First, HSCT is the treatment of choice, especially for patients with primary hematological features of DADA2, and HSCT can cure all aspects of the disease. A total of 14/14 patients have been cured of their disease, including vasculopathy, and transplantation has been successful with respect to both engraftment and further clinical course. Second, probably because of the deficiency of DADA2 patients in both innate and specific immunity, graft failure did not occur and may enable reduced conditioning regimens, reducing short- and long-term toxicity. Third, matched allogeneic donors are the preferred donors of choice because siblings may have slight forms of the disease not easily detected. As a consequence, the use of sibling donors would require extensive genetic testing to ensure the donor is suitable.

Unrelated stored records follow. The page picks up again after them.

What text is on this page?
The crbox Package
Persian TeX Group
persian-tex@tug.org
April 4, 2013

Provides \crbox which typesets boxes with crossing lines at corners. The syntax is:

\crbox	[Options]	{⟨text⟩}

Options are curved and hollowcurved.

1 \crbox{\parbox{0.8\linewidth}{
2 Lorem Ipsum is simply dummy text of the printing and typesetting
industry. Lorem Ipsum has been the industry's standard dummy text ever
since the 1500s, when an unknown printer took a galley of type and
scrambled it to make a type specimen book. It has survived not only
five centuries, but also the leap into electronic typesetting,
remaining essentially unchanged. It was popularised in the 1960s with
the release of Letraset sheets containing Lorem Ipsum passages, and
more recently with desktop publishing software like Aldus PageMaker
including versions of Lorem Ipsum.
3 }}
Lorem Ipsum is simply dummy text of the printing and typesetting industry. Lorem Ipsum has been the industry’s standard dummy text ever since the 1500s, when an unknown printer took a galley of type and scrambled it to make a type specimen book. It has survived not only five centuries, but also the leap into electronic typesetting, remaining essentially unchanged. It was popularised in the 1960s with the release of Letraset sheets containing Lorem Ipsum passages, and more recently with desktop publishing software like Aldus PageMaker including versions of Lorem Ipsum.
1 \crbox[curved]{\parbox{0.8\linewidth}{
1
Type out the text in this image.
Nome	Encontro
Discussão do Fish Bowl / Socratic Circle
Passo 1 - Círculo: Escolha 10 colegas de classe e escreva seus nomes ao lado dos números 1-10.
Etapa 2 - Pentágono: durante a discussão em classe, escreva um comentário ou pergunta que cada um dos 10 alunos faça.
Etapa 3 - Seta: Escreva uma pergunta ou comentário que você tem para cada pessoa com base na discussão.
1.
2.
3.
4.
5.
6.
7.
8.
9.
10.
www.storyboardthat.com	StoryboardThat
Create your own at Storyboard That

This landmark paper adds new information to the growing field of diseases that exhibit common phenotypes ranging from vasculopathy/hyperinflammation to hematopoietic and immune dysfunction as a consequence of a deregulated innate immune system. That all vasculopathy features can also be cured by reconstitution of a functional myeloid system suggests that, rather than a dysfunction of endothelial cells, a deregulated monocyte/macrophage function is the cause of even severe features such as stroke. Although in the future, gene therapy (eg, by gene editing) may become available, HSCT is currently the treatment of choice, at least for patients with the hematopoietic phenotype.
Conflict-of-interest disclosure: The author declares no competing financial interests.